Social media a big challenge for courts, says Chief Justice

RTÉ executive says it faces legal actions from ‘some well-known political figures’

Mrs Justice Susan Denham: the “most obvious problem” is ensuring a fair trial. Photograph: Brenda Fitzsimons / The Irish Times

Mrs Justice Susan Denham: the “most obvious problem” is ensuring a fair trial. Photograph: Brenda Fitzsimons / The Irish Times

 


The questions raised by social media are some of the biggest facing the courts system, the Chief Justice has said.

Mrs Justice Susan Denham said the “most obvious problem” was ensuring a fair trial, given that social media could instantly turn up a plethora of information, “accurate or inaccurate, libellous or complimentary” on jurors, witnesses, defendants, barristers and judges.

There was also a sense that judges getting involved on social media in a professional capacity “might compromise ethical standards.”

“Trying to regulate – for lack of a better word – what goes on in social media is a real challenge,” she said. “How that medium is used in respect of court cases must be guided in some manner. This is becoming one of our biggest challenges.”


Dilemmas
In a speech to mark UN World Press Freedom Day at the Four Courts yesterday, the judge said Twitter posed particular dilemmas in the courtroom. She said: “Let us imagine that following some evidence or remark, a tweet is sent and then the judge rules it inadmissible, or to be ignored by the jury. It must not be reported by the press. But via social media it is already out there.”

So far the media had shown great professionalism in tweeting from court, waiting for evidence or parts of a hearing to complete before doing so, “but it is an area to which we need to be attentive”, she added.

Reflecting on the wider role of the media and the courts, Mrs Denham said it was vital that people have access to proceedings through a vibrant and free media. Only through it could the public gain an informed understanding of what happens in courts and why judges decide as they do – a prerequisite for acceptance of the law and, ultimately, a flourishing democracy. “That the media does so in such an excellent manner is well recognised, maybe not by all of us, all of the time, but by many of us most of the time,” she said.


Freedom of expression
Mrs Denham noted that the right to freedom of expression was not absolute, but that courts were reluctant to restrict the media except “when necessary” to protect the administration of justice.

In a separate address, RTÉ’s managing director of news and current affairs Kevin Bakhurst said one of the ways broadcast news was under pressure was through increased and costly legal challenges and threats.

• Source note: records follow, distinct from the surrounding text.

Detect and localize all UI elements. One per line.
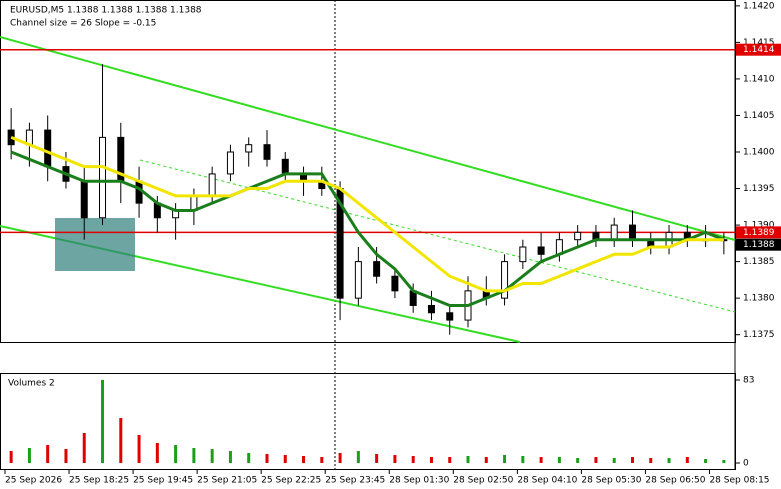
candle-body xyxy=(44,129,52,168)
x-tick-label: 28 Sep 08:15 xyxy=(709,476,769,486)
channel-upper xyxy=(0,36,736,241)
y-tick-label: 1.1405 xyxy=(743,111,775,121)
candle-body xyxy=(446,312,454,321)
candle-body xyxy=(281,158,289,175)
x-tick-label: 28 Sep 01:30 xyxy=(389,476,449,486)
x-tick-label: 28 Sep 06:50 xyxy=(645,476,705,486)
candle-body xyxy=(263,144,271,160)
candle-body xyxy=(208,173,216,197)
y-tick-label: 1.1420 xyxy=(743,1,775,11)
channel-mid xyxy=(139,159,736,313)
x-tick-label: 25 Sep 22:25 xyxy=(261,476,321,486)
candle-body xyxy=(373,261,381,277)
x-tick-label: 25 Sep 19:45 xyxy=(133,476,193,486)
level-label: 1.1389 xyxy=(743,228,775,238)
candle-body xyxy=(135,180,143,204)
x-tick-label: 25 Sep 23:45 xyxy=(325,476,385,486)
x-tick-label: 28 Sep 05:30 xyxy=(581,476,641,486)
moving-average xyxy=(10,150,725,307)
candle-body xyxy=(245,144,253,153)
candle-body xyxy=(99,136,107,219)
candle-body xyxy=(501,261,509,299)
y-tick-label: 1.1375 xyxy=(743,330,775,340)
candle-body xyxy=(391,275,399,292)
x-tick-label: 25 Sep 2026 xyxy=(5,476,62,486)
y-tick-label: 1.1415 xyxy=(743,38,775,48)
candle-body xyxy=(574,231,582,241)
candle-body xyxy=(226,151,234,175)
candle-body xyxy=(519,246,527,263)
chart-title: EURUSD,M5 1.1388 1.1388 1.1388 1.1388 xyxy=(10,6,202,16)
volume-frame xyxy=(0,373,736,470)
y-tick-label: 1.1390 xyxy=(743,221,775,231)
candle-body xyxy=(354,261,362,299)
x-tick-label: 28 Sep 04:10 xyxy=(517,476,577,486)
last-price-label: 1.1388 xyxy=(743,240,775,250)
x-tick-label: 28 Sep 02:50 xyxy=(453,476,513,486)
candle-body xyxy=(610,224,618,241)
candle-body xyxy=(628,224,636,241)
level-label: 1.1414 xyxy=(743,45,775,55)
x-tick-label: 25 Sep 18:25 xyxy=(69,476,129,486)
y-tick-label: 1.1400 xyxy=(743,148,775,158)
candle-body xyxy=(427,304,435,314)
y-tick-label: 1.1410 xyxy=(743,74,775,84)
volume-title: Volumes 2 xyxy=(8,379,55,389)
y-tick-label: 1.1380 xyxy=(743,294,775,304)
y-tick-label: 1.1395 xyxy=(743,184,775,194)
candle-body xyxy=(80,180,88,219)
candle-body xyxy=(537,246,545,255)
moving-average xyxy=(10,135,724,293)
level-label-box xyxy=(736,226,781,239)
chart-subtitle: Channel size = 26 Slope = -0.15 xyxy=(10,19,156,29)
volume-tick-label: 0 xyxy=(743,459,749,469)
last-price-box xyxy=(736,238,781,251)
y-tick-label: 1.1385 xyxy=(743,257,775,267)
x-tick-label: 25 Sep 21:05 xyxy=(197,476,257,486)
level-label-box xyxy=(736,43,781,56)
highlight-box xyxy=(55,218,135,271)
volume-tick-label: 83 xyxy=(743,376,754,386)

He said RTÉ was facing legal actions from “some well-known political figures”. While some actions were fair, others were “spurious, expensive and are a public game of who-blinks-first, with a major price tag attached on our side – and where we are dealing with public money.” He added there were “a small number of extremely wealthy and extremely litigious individuals who seek to use the courts to shut down any public debate or discussion of their affairs – which in most cases would be perfectly legitimate areas of exploration or discussion. I think probably enough said on that one.”